Silicon Valley startup Xscape Photonics has launched the EagleX Laser Evaluation Kit, offering early access to its ChromX multi-color laser platform designed to overcome bandwidth bottlenecks in next-generation AI data centers. The kit features the industry’s first wafer-scale silicon photonics (SiPho)-based multi-color laser source capable of emitting up to 16 wavelengths.

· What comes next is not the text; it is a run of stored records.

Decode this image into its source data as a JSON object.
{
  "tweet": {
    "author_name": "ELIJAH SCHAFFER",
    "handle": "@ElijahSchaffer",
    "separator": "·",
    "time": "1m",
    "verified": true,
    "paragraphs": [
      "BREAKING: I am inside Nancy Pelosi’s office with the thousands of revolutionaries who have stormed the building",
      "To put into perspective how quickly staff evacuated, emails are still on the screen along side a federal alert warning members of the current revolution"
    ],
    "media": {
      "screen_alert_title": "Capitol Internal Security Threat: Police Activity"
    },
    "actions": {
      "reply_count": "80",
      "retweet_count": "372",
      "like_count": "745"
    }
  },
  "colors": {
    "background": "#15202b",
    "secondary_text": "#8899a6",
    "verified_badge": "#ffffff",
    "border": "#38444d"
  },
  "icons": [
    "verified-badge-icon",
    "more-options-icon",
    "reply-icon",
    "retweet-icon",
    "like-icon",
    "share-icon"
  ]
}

Xscape’s technology targets the growing scalability challenge as AI workloads drive skyrocketing demand for data center capacity. Traditional data center optics typically support only four wavelengths per fiber—insufficient for AI-driven architectures. The EagleX Kit supports 8 and 16 wavelengths in the O-band, compliant with CW-WDM MSA, and is powered by a single off-the-shelf DFB pump laser, enabling hyperscalers to dramatically increase bandwidth without excessive power consumption or cost.

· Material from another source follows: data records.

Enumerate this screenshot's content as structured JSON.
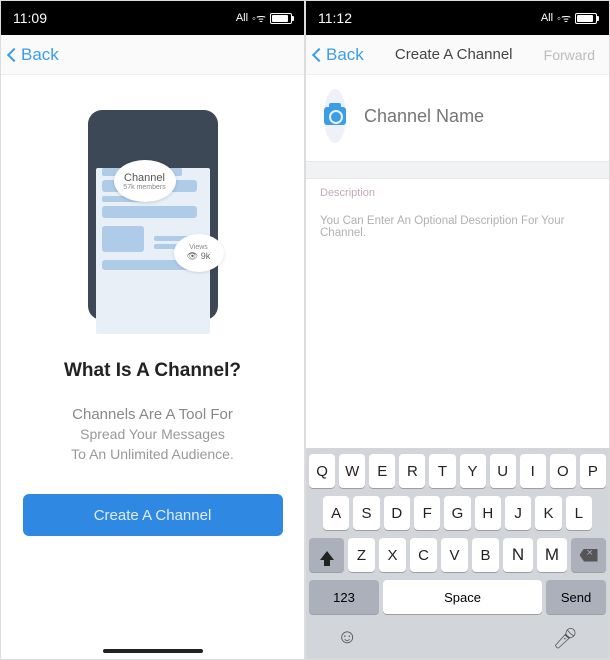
{
  "screen1": {
    "status_time": "11:09",
    "status_network": "All",
    "back_label": "Back",
    "phone_bubble_title": "Channel",
    "phone_bubble_members": "57k members",
    "views_label": "Views",
    "views_count": "👁 9k",
    "title": "What Is A Channel?",
    "sub_line1": "Channels Are A Tool For",
    "sub_line2": "Spread Your Messages",
    "sub_line3": "To An Unlimited Audience.",
    "cta_label": "Create A Channel"
  },
  "screen2": {
    "status_time": "11:12",
    "status_network": "All",
    "back_label": "Back",
    "nav_title": "Create A Channel",
    "nav_forward": "Forward",
    "name_placeholder": "Channel Name",
    "desc_label": "Description",
    "desc_placeholder": "You Can Enter An Optional Description For Your Channel."
  },
  "keyboard": {
    "row1": [
      "Q",
      "W",
      "E",
      "R",
      "T",
      "Y",
      "U",
      "I",
      "O",
      "P"
    ],
    "row2": [
      "A",
      "S",
      "D",
      "F",
      "G",
      "H",
      "J",
      "K",
      "L"
    ],
    "row3": [
      "Z",
      "X",
      "C",
      "V",
      "B",
      "N",
      "M"
    ],
    "num_key": "123",
    "space_key": "Space",
    "send_key": "Send"
  }
}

The EagleX kit marks the first commercial release of the ChromX platform since Xscape closed a $44 million Series A in late 2024. The platform is aimed at next-generation fabric connectivity for AI clusters, with applications in AI interconnects, optical computing, co-packaged optics (CPO), and near-packaged optics (NPO). Founded in 2022 by SiPho experts from Columbia University and veterans of Broadcom, Intel, and others, Xscape aims to reshape optical scaling for AI hardware over the next decade.
- Xscape launches EagleX Kit for testing 8- and 16-color multi-wavelength laser source
- SiPho-based ChromX platform targets AI data center interconnect bottlenecks
- Enables hyperscalers to expand bandwidth while reducing power and cost
- Applications include AI interconnects, CPO, NPO, and optical computing
- Live demos at DAC 2025, San Francisco, June 22-25 (Booth #2308D)
“Today’s AI data centers are simply not efficient enough. The bottlenecks created by existing networking infrastructure only allow users to see a fraction of GPU performance,” said Vivek Raghunathan, Co-Founder and CEO of Xscape Photonics. “This platform provides a new vector of bandwidth scaling to power AI hardware roadmaps for the next decade.”